Turning a natural ingredient into sweet success
Honey as an addition to beer is growing in popularity.
According to the National Honey Board, the use of honey in craft beers has increased dramatically in just one year. At the Craft Brewers Conference in Denver this year, 75 percent of craft brewers surveyed were using honey in at least one of their beers, up from only 25 percent in 2014.
How Honey Affects Beer
According to Keith Gabbett, senior brewer of Goose Island Brewery in Chicago, honey gives a grassy, earthy flavor to beer. There are over 300 varieties of honey in the U.S. alone, and each honey has a unique flavor profile that can change the flavor of the beer it is used with. Honey is also combined with other added ingredients like fruits and spices to make flavors more complex.
Honey beers are not necessarily sweeter than their non-honey counterparts. Honey's carbohydrates are 95 percent fermentable and actually produce a dryer beer rather than a sweet one if honey is added early in the fermentation process. Because honey can ferment, the alcohol content of beers with honey can be higher than other beers. Honey can also be added later in the process if a sweeter taste is desired.
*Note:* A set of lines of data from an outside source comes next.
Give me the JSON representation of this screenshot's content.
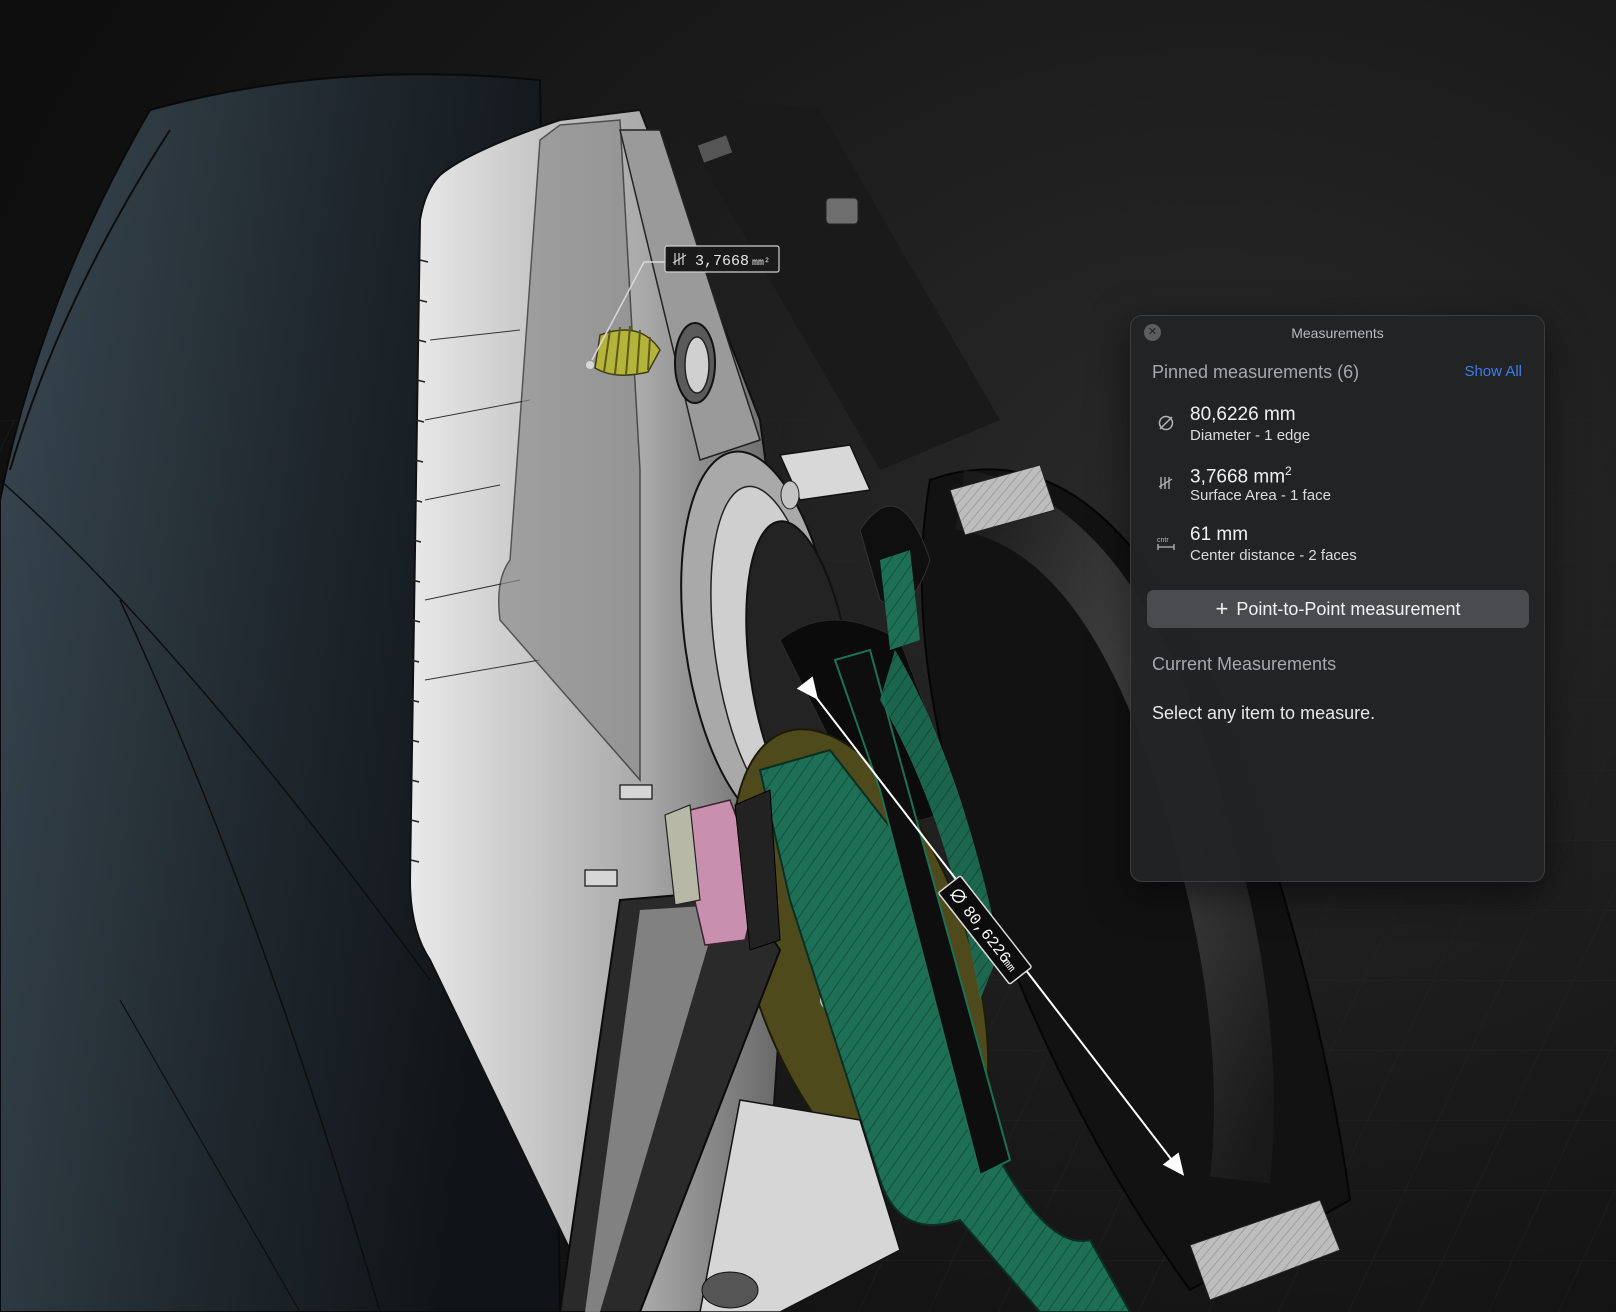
{
  "viewport": {
    "callout_area": "3,7668",
    "callout_area_unit": "mm²",
    "dimension_label": "80,6226",
    "dimension_unit": "mm",
    "colors": {
      "section_green": "#1d6f55",
      "spring_yellow": "#b5b43a",
      "pad_pink": "#c88fae",
      "olive_disc": "#4f4a1c"
    }
  },
  "panel": {
    "title": "Measurements",
    "close_icon": "close-x",
    "pinned_title": "Pinned measurements (6)",
    "show_all": "Show All",
    "items": [
      {
        "icon": "diameter-icon",
        "value": "80,6226 mm",
        "subtitle": "Diameter - 1 edge"
      },
      {
        "icon": "surface-area-icon",
        "value": "3,7668 mm",
        "value_sup": "2",
        "subtitle": "Surface Area - 1 face"
      },
      {
        "icon": "center-distance-icon",
        "value": "61 mm",
        "subtitle": "Center distance - 2 faces"
      }
    ],
    "add_button": "Point-to-Point measurement",
    "current_title": "Current Measurements",
    "hint": "Select any item to measure.",
    "accent": "#3f7be8"
  }
}
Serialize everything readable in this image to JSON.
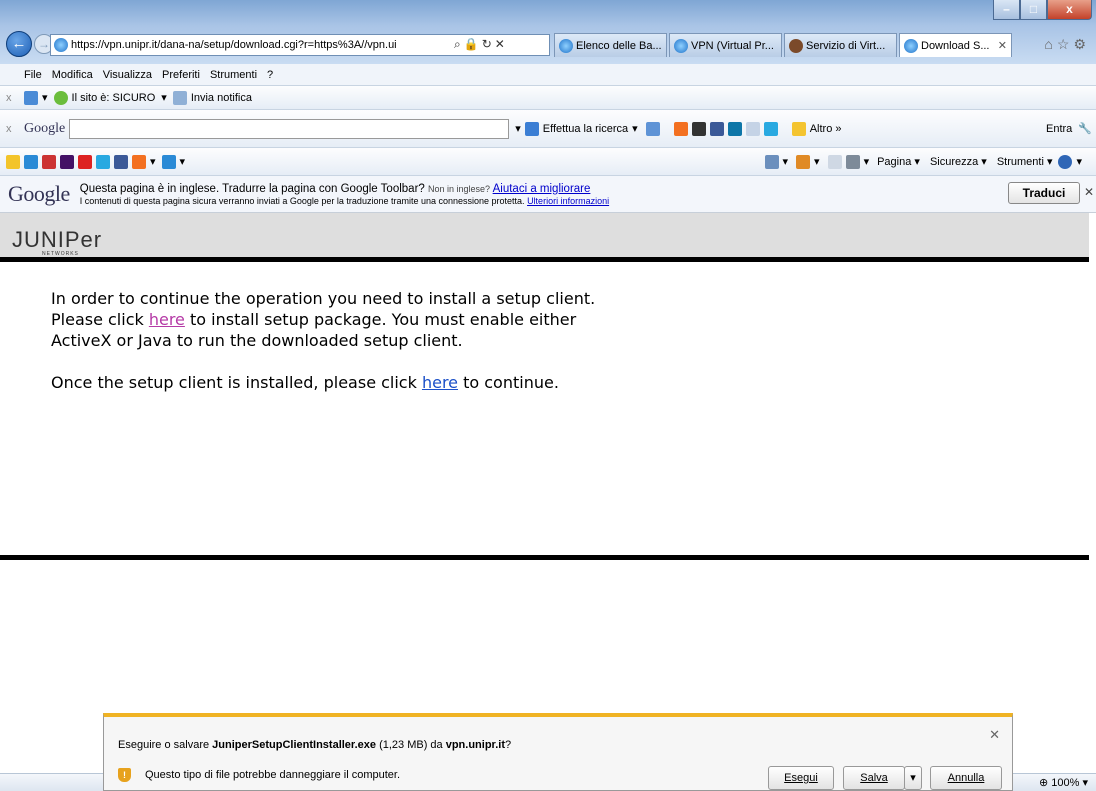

Beers brewed with honey, such as Bison Brewing's Honey Basil Ale and Brooklyn Brewery's Brooklyn Local 2, are typically smoother-tasting, since honey decreases the bitterness of the hops and gives a more "round" taste to the finished product. This smoother taste has contributed to honey beers' growing popularity in the craft beer market. Honey is also an addition that can improve the taste of beer with age; many drinkers report that honey beers improve in taste two years or more after brewing.
One of the world's oldest fermented beverages, meads, are currently surging in popularity with European brewers and drinkers. Mead fans are drawn to its simplicity - mix honey and water and ferment. Kurt's Apple Pie by Moonlight Meadery has won numerous awards, with its claim to fame being a replacement for an after-dinner dessert. The Statement, by Schramm's Mead blends Michigan-grown dark cherries with raspberries and honey.
Different varieties of honey can produce various taste profiles in the resulting beer.
Using Honey in Craft Brewing
No special equipment is needed to brew beer with honey if brewers have used special ingredients or add-ons in their other beers. Honey can be added to the kettle early in the fermentation process if a less sweet taste and stronger beer is desired, or later in the process if the brewer wants more of honey's sweetness to come through in the end result.
Honey is 10-15 times more expensive to use in beer than refined sugar, making it a fairly expensive add-on ingredient. But consumers are looking for foods and beverages with more natural ingredients like honey, and craft beer drinkers are willing to pay for drinks that reflect their more natural tastes.
For small batches, the quantities of honey needed should be readily available, but to achieve a consistent taste for larger batches or multiple batches over time, a custom blend of honey can be prepared by the honey supplier so that the beer will taste the same each time it is brewed.
Brewing with honey is a trend that appears to be taking hold with many brewers. If you haven't tried adding a honey beer to your repertoire, it could be a profitable way to diversify your offerings.